Margins were negative for the first time in 11 months

Hospitals and health systems were hit hard in January as they were hit with the Omicron surge. COVID-19 cases and hospitalizations peaked at record levels in January because of the rapid spread of the highly contagious variant. The seven-day moving average of new COVID cases jumped 93% within a two-week period, from 417,524 on January 1, to an all-time high of 807,115 on January 15. This drove a corresponding increase in COVID-related hospitalizations, with the seven-day moving average of new daily admissions climbing 54% over the same period, from 14,017 on January 1 to a peak of 21,622 on January 15.

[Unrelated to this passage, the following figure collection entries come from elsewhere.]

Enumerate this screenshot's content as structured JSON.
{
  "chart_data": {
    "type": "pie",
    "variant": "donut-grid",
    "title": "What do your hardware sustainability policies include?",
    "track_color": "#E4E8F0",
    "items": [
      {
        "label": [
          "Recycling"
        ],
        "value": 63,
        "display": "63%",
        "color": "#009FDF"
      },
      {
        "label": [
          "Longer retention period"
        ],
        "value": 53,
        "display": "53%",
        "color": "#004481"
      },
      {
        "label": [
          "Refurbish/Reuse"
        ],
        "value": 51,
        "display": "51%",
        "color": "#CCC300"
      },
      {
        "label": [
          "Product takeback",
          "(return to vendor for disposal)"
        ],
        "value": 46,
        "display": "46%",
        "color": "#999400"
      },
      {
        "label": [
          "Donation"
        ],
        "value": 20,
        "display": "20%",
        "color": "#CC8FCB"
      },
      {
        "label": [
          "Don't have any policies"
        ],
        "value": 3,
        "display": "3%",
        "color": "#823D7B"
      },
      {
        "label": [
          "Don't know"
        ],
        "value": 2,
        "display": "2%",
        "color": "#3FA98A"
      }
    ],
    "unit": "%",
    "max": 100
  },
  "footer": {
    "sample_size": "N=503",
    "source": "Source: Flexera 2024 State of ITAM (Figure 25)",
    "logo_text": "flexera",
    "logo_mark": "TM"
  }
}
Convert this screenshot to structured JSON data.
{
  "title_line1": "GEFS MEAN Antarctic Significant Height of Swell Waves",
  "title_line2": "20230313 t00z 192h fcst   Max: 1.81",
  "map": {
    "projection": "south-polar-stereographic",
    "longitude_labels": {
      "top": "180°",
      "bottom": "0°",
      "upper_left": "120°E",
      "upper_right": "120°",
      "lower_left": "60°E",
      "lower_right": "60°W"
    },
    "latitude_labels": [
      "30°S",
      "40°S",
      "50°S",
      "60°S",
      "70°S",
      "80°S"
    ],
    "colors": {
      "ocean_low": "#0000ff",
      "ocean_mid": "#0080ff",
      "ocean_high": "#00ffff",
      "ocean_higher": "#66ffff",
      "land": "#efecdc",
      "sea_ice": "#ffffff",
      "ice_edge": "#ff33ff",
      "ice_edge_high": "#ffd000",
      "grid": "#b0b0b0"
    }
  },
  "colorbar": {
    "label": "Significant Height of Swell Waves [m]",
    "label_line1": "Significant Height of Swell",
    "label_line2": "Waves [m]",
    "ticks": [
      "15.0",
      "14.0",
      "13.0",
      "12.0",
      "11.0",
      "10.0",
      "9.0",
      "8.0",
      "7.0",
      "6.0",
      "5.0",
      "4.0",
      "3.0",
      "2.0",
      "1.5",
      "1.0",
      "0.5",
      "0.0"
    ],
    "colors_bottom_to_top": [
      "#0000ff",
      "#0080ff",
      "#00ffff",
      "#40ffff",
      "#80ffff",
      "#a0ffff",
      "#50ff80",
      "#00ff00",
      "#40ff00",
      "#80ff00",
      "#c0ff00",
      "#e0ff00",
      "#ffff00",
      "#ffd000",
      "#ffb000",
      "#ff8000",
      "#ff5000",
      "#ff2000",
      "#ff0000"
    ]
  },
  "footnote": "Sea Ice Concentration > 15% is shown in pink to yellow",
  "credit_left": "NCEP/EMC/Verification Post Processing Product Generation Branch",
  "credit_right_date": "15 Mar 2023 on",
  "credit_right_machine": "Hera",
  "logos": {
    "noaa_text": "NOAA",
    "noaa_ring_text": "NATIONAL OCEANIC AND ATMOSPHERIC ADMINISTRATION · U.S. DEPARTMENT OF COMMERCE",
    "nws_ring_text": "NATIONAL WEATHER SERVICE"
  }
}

As a result, hospitals suffered financially, according to the Kaufman Hall Hospital Flash Report for February. Hospital margins were negative for the first time in 11 months. The median Kaufman Hall Operating Margin Index was -3.68% without CARES and 3.3% with CARES support.

Outpatient volumes and revenue dropped abruptly as providers delayed nonurgent, outpatient care to mitigate Omicron’s spread and ease demands on hospitals that saw a stark increase in sicker patients requiring longer hospital stays. Meanwhile, hospital expenses continued to climb, spurred by widespread labor shortages and global supply chain challenges. From December to January:

  • The median change in Operating Margin (without CARES) dropped 71.3%
  • Operating Room Minutes declined 15.7%
  • Average Length of Stay was up 8.6%
  • Labor Expense per Adjusted Discharge jumped 14.6%
  • Total Expense per Adjusted Discharge rose 11.6%

Consistent with past surges, hospital performance likely will stabilize somewhat in coming months as a result, but January’s losses could have repercussions throughout 2022. Nationwide labor shortages continue to drive up labor expenses while supply chain challenges are contributing to inflation of non-labor costs, exacerbating hospital operating pressures amid unstable pandemic volumes and revenue.